Nous ne serons jamais seuls !

Une fois n'est pas coutume, un son d'aujourd'hui destiné aux jeunes filles en fleur et aux jeunes garçons en ébullition qui seront demain à notre place, diffusé sur TraMeZziniMag. Ceux qui entendent l'anglais comprendront vite : Never be alone, n'être jamais seul... C'est ce que proclame Shawn Mendes, ce jeune chanteur canadien bourré de talent. Des paroles découvertes au moment où je rédigeais l'appel que nous venons de publier, préambule au lancement effectif, matériel, palpable de ce projet éditorial médité depuis 2010 et, timidement, initié avec la publication de Venise, l'hiver et l'été, de près et de loin... Pas de hasard, ce " tu ne seras jamais seul" : on a beau le savoir, cela fait du bien de l'entendre à la radio au moment où on décide de sortir de sa zone de confort pour démarrer, vraiment, une nouvelle aventure. Se savoir porté, sentir avec plus ou moins d'acuité, que c'est la bonne voie, le bon choix et se jeter à l'eau, parce qu'on ne sera pas seul dans l'aventure. C'est réjouissant et très encourageant. D'avance, à tous, merci !

24 mai 2018

Lectures, considérations diverses et cousinage...

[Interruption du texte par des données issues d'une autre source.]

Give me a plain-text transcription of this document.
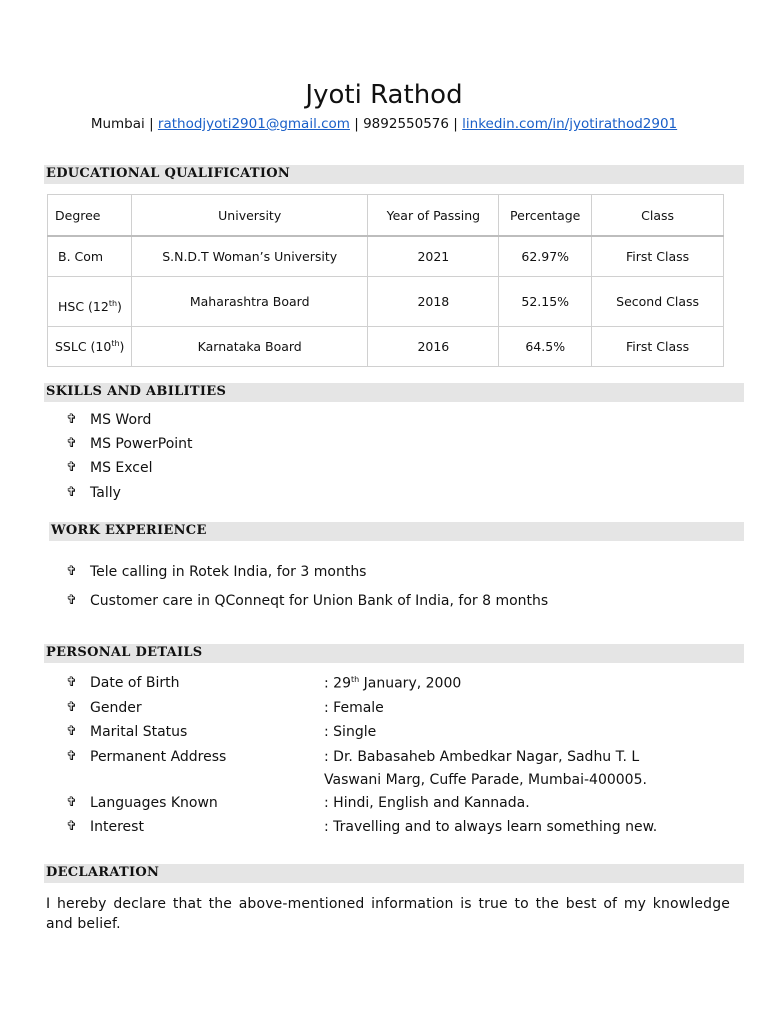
Jyoti Rathod
Mumbai | rathodjyoti2901@gmail.com | 9892550576 | linkedin.com/in/jyotirathod2901
EDUCATIONAL QUALIFICATION
Degree	University	Year of Passing	Percentage	Class
B. Com	S.N.D.T Woman’s University	2021	62.97%	First Class
HSC (12th)	Maharashtra Board	2018	52.15%	Second Class
SSLC (10th)	Karnataka Board	2016	64.5%	First Class
SKILLS AND ABILITIES
✞ MS Word
✞ MS PowerPoint
✞ MS Excel
✞ Tally
WORK EXPERIENCE
✞ Tele calling in Rotek India, for 3 months
✞ Customer care in QConneqt for Union Bank of India, for 8 months
PERSONAL DETAILS
✞ Date of Birth	: 29th January, 2000
✞ Gender	: Female
✞ Marital Status	: Single
✞ Permanent Address	: Dr. Babasaheb Ambedkar Nagar, Sadhu T. L
Vaswani Marg, Cuffe Parade, Mumbai-400005.
✞ Languages Known	: Hindi, English and Kannada.
✞ Interest	: Travelling and to always learn something new.
DECLARATION
I hereby declare that the above-mentioned information is true to the best of my knowledge and belief.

Lire le dernier Joël Dicker à l'ombre d'une glycine centenaire avec comme fonds sonore le pépiement des oiseaux, un ciel bleu sans nuage. Une douce paix comme je les aime. Bien sûr, il est encore très tôt. les touristes ne sont pas encore levés ; certains entament leur petit-déjeuner, les pendulaires s'excitent à l'approche du pont. Celui de leur liberté et notre aliénation. Bientôt l'été, la plage, le silence de la mer à l'aube ou au crépuscule quand tous s'en sont allés.. Mille rêveries qui me prennent soudain à l'ombre de la vieille glycine...

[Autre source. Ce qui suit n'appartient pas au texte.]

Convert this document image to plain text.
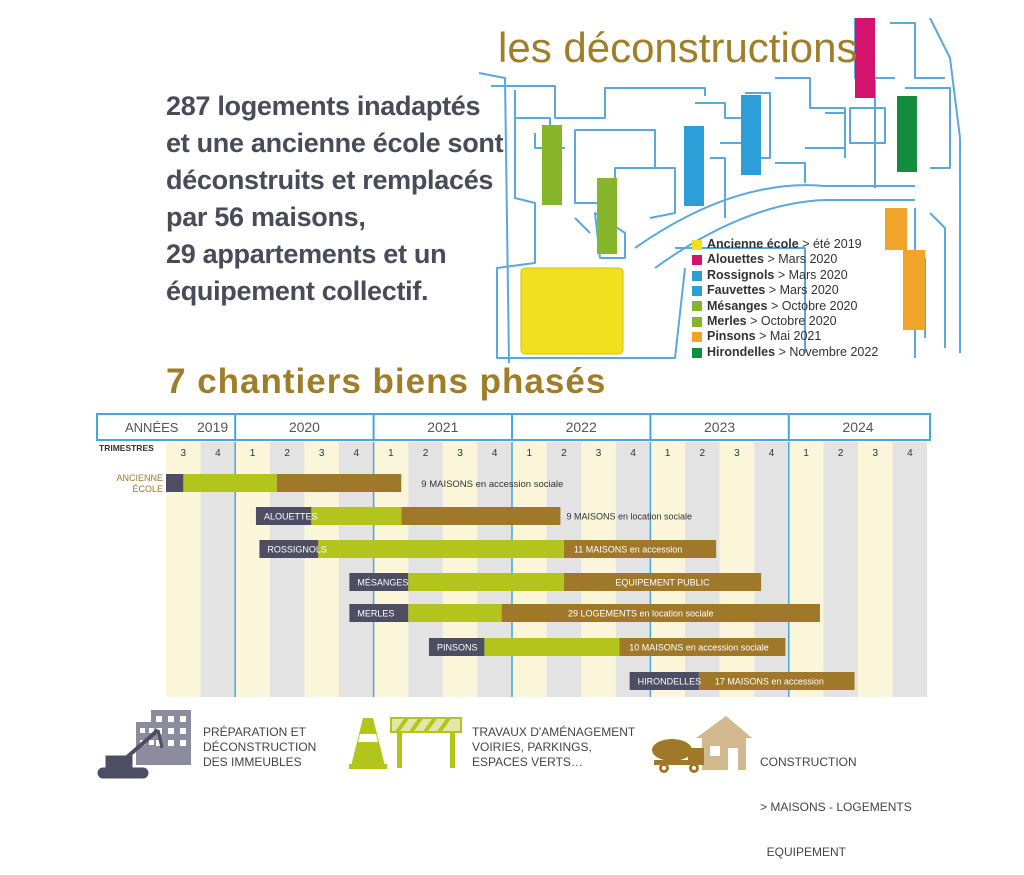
287 logements inadaptés
et une ancienne école sont
déconstruits et remplacés
par 56 maisons,
29 appartements et un
équipement collectif.
les déconstructions
Ancienne école
> été 2019
Alouettes
> Mars 2020
Rossignols
> Mars 2020
Fauvettes
> Mars 2020
Mésanges
> Octobre 2020
Merles
> Octobre 2020
Pinsons
> Mai 2021
Hirondelles
> Novembre 2022
7 chantiers biens phasés
ANNÉES 2019	2020	2021	2022	2023	2024
TRIMESTRES	3	4	1	2	3	4	1	2	3	4	1	2	3	4	1	2	3	4	1	2	3	4
ANCIENNE ÉCOLE	9 MAISONS en accession sociale
ALOUETTES	9 MAISONS en location sociale
ROSSIGNOLS	11 MAISONS en accession
MÉSANGES	EQUIPEMENT PUBLIC
MERLES	29 LOGEMENTS en location sociale
PINSONS	10 MAISONS en accession sociale
HIRONDELLES 17 MAISONS en accession
PRÉPARATION ET
DÉCONSTRUCTION
DES IMMEUBLES
TRAVAUX D'AMÉNAGEMENT
VOIRIES, PARKINGS,
ESPACES VERTS…

	CONSTRUCTION

> MAISONS - LOGEMENTS

EQUIPEMENT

Joël Dicker, jeune auteur talentueux qui a l'âge de ma fille aînée, m'agace un peu. Non pas parce qu'il semble éructer avec tellement de facilité plusieurs centaines de pages sans jamais lasser le lecteur, non pas non plus parce qu'il a réellement du talent. Un vrai talent, fait d'une maîtrise de la langue, d'une imagination polymorphe, d'un enthousiasme et d'une énergie incommensurables. On ne peut que s'en réjouir pour lui et pour ses lecteurs. Non, il m'agace parce qu'il me met face à mes lâchetés, mes abandons, mes faiblesses. Comme Léo, le voisin du narrateur du roman commencé ce matin, Le Livre des Baltimore, un vieil homme qui enrage de voir le jeune écrivain qu'il apprécie et admire, passer ses journées à faire du sport ou à rêvasser et qui pourtant n'arrête pas d'engranger les succès littéraires, quand lui reste incapable d'avancer dans son roman, toujours bloqué devant son cahier n°1 qu'il ne parvient pas à remplir. 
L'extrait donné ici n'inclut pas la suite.